Lettre Apostolique Savici Doloris, Le sens chrétien de la souffrance humaine, 1983

A l'Evangile de la souffrance appartient aussi — et d'une manière organique — la parabole du bon Samaritain. Dans cette parabole, le Christ a voulu répondre à la question : « Qui est mon prochain ? ». En effet, des trois passants sur la route de Jérusalem à Jéricho, au bord de laquelle un homme dévalisé et blessé par des brigands gisait à terre à moitié mort, c'est précisément le Samaritain qui se montra en vérité être le « prochain » de ce malheureux : le « prochain » veut dire également celui qui a accompli le commandement de l'amour du prochain. Deux autres voyageurs parcoururent la même route ; l'un était prêtre et l'autre lévite ; mais chacun d'eux, « le vit et passa outre ». Par contre, le Samaritain « le vit et fut pris de pitié. I1 s'approcha, banda ses plaies », puis « le mena à l'hôtellerie et prit soin de lui. » Et, au moment de son départ, il recommanda soigneusement à l'hôtelier l'homme qui souffrait et s'engagea à solder les dépenses nécessaires.

La parabole du bon Samaritain appartient à l'Evangile de la souffrance. Elle indique, en effet, quelle doit être la relation de chacun d'entre nous avec le prochain en état de souffrance. Il nous est interdit de « passer outre », avec indifférence, mais nous devons « nous arrêter » auprès de lui. Le bon Samaritain, c'est toute personne qui s'arrête auprès de la souffrance d'un autre homme, quelle qu'elle soit. S'arrêter ainsi, cela n'est pas faire preuve de curiosité mais de disponibilité. Celle-ci est comme une certaine disposition intérieure du cœur qui s'ouvre et qui est capable d'émotion. Le bon Samaritain est toute personne sensible à la souffrance d'autrui, la personne qui « s'émeut » du malheur de son prochain.
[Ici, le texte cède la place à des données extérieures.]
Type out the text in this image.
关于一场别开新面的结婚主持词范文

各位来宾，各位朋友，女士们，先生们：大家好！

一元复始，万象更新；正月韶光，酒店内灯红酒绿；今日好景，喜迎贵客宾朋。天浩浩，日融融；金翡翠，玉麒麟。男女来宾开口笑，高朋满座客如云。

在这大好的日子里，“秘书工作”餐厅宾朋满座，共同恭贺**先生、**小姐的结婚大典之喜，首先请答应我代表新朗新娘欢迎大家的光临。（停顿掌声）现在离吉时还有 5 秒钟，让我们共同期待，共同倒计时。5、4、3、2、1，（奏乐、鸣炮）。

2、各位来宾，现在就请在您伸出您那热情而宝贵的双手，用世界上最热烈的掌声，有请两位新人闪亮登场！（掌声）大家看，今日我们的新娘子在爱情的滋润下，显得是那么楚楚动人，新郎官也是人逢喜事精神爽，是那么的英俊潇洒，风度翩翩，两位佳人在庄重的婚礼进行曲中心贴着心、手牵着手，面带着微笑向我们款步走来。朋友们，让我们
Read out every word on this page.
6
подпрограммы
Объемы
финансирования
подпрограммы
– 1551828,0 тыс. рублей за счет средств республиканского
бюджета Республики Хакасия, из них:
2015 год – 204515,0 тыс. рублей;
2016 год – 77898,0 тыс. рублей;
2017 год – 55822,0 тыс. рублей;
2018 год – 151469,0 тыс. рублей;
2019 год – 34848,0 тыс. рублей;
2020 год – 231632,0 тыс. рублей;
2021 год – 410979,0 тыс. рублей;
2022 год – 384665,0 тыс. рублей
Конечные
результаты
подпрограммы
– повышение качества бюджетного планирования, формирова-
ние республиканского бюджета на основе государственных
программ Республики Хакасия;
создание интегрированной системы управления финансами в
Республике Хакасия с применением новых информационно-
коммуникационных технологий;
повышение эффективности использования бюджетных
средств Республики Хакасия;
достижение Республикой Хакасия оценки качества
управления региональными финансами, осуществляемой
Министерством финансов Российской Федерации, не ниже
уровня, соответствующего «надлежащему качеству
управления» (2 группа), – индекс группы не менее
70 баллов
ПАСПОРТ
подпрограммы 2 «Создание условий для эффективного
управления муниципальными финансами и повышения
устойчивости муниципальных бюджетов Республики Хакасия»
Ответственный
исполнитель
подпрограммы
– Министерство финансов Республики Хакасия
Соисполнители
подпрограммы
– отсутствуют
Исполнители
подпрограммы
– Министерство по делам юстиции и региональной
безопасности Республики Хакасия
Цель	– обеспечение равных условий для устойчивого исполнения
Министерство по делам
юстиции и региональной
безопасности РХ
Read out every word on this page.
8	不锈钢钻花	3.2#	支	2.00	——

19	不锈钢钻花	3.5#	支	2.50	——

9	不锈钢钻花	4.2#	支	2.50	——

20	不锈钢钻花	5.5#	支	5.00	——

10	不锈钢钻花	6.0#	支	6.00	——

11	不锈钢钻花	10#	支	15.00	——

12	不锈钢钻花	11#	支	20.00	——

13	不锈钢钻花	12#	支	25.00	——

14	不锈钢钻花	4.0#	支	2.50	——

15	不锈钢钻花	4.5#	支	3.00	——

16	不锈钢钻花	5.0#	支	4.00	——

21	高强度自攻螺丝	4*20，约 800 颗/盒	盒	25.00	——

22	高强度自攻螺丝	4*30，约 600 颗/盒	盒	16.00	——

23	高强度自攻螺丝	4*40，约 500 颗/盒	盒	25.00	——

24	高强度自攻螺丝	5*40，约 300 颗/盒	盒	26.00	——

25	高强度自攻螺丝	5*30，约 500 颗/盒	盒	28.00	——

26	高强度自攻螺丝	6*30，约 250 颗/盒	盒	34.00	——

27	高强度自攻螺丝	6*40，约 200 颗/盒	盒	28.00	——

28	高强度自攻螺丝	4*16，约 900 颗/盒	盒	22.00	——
Si le Christ, sachant ce qu'il y a dans l'homme, souligne cette capacité émotive, c'est qu'il veut en montrer l'importance dans nos comportements face à la souffrance des autres. Il importe donc de développer en soi cette sensibilité du cœur, qui témoigne de notre compassion pour un être souffrant. Parfois, cette compassion est la seule ou la principale expression possible de notre amour et de notre solidarité avec ceux qui souffrent.

 

Mais le bon Samaritain de la parabole du Christ ne se contente pas seulement d'émotion et de compassion. Ces mouvements affectifs deviennent pour lui un stimulant qui l'amène à agir concrètement et à porter secours à l'homme blessé. Tout homme qui porte secours à des souffrances, de quelque nature qu'elles soient, est donc un bon Samaritain. Secours efficace, si possible. Ce faisant, il y met tout son cœur, mais il n'épargne pas non plus les moyens d'ordre matériel. On peut même dire qu'il se donne lui-même, qu'il donne son propre « moi » en ouvrant ce « moi » à un autre. Nous touchons ici un des points clés de toute l'anthropologie chrétienne. La personne humaine ne peut « pleinement se reconnaître que par le don désintéressé d'elle-même. » Un bon Samaritain, c'est justement l'homme capable d'un tel don de soi.